There are some privatized roads in the US I have heard - one somewhere south of Los Angeles I think but I do not know where any others are. I do not think private roads are the answer. I would have no problem with an increase on the fed fuel tax if they apply every penny of it to the highway system and nowhere else. 18 cents is not a lot when we are paying around $3 a gallon for fuel - only about 6%.
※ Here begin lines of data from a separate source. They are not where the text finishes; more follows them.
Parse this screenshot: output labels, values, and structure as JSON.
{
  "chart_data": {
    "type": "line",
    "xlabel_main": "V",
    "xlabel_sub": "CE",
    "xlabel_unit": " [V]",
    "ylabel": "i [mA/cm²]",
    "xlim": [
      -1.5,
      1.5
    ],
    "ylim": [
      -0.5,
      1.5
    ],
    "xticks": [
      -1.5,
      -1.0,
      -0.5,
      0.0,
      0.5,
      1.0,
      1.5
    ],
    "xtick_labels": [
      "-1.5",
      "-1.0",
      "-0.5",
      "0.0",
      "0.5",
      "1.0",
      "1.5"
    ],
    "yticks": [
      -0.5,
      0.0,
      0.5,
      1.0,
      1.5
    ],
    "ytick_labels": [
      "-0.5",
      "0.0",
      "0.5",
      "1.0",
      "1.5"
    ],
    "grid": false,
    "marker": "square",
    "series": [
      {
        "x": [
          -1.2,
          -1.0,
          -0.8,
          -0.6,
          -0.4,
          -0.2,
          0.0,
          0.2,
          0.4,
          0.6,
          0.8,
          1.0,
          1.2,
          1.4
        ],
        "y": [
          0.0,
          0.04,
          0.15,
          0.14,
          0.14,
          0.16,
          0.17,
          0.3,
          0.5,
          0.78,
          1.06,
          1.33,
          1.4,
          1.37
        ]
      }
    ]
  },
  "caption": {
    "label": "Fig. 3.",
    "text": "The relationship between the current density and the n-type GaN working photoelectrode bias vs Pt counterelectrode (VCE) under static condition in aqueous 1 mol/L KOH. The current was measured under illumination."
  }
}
In Mexico by comparison to the US when we use the cuota roads we pay a great deal more per mile or per gallon than in the US. There is the argument that those who do not use the roads should not have to pay for them. But the fuel tax pays for all roads - not just the ones we happen to drive on - but it does pay for the roads we do use. Everyone benefits from a good road system as all of our goods travel these roads at one time or another. If you include various parts going to and from manufacturing facilities to produce finished goods there are many things that travel the roads quite a few times before getting to the consumer. The end result is we all pay for the roads one way or another - directly or indirectly - just as we all benefit from the roads either directly or indirectly.
I remember reading that there is a fuel tax in Mexico - I recall something like 16% but I could be wrong. I also heard that areas near the border were paying a different % so the fuel price at the pump was not the same as the rest of Mexico - I have heard that has changed. So if the Gov't owns the oil in Mexico - and controls the flow of fuel for the most part - and they also collect a tax on fuel - why can't they pay for the roads with those funds. I am sure the word corruption will now come into the conversation. Of course the answers can only be found in fact and not in speculation or rumor or assumption. Mordida. Perhaps we can also assume the funds the Gov't of Mexico collects from the sale of fuel - either the price of the fuel or whatever tax - has never been intended to go to the roads as the tax in the US is supposed to be destined.
In recent years we have noticed some really nice new roads being built all over Mexico - free roads - no tolls. Many new perifericos. Roads have been widened and straightened and just generally improved with new work being done all the time. We do have to endure big construction projects but then the next year we get to drive beautiful new roads. We have been very encouraged by all the nice new roads but we have no idea how they are being paid for.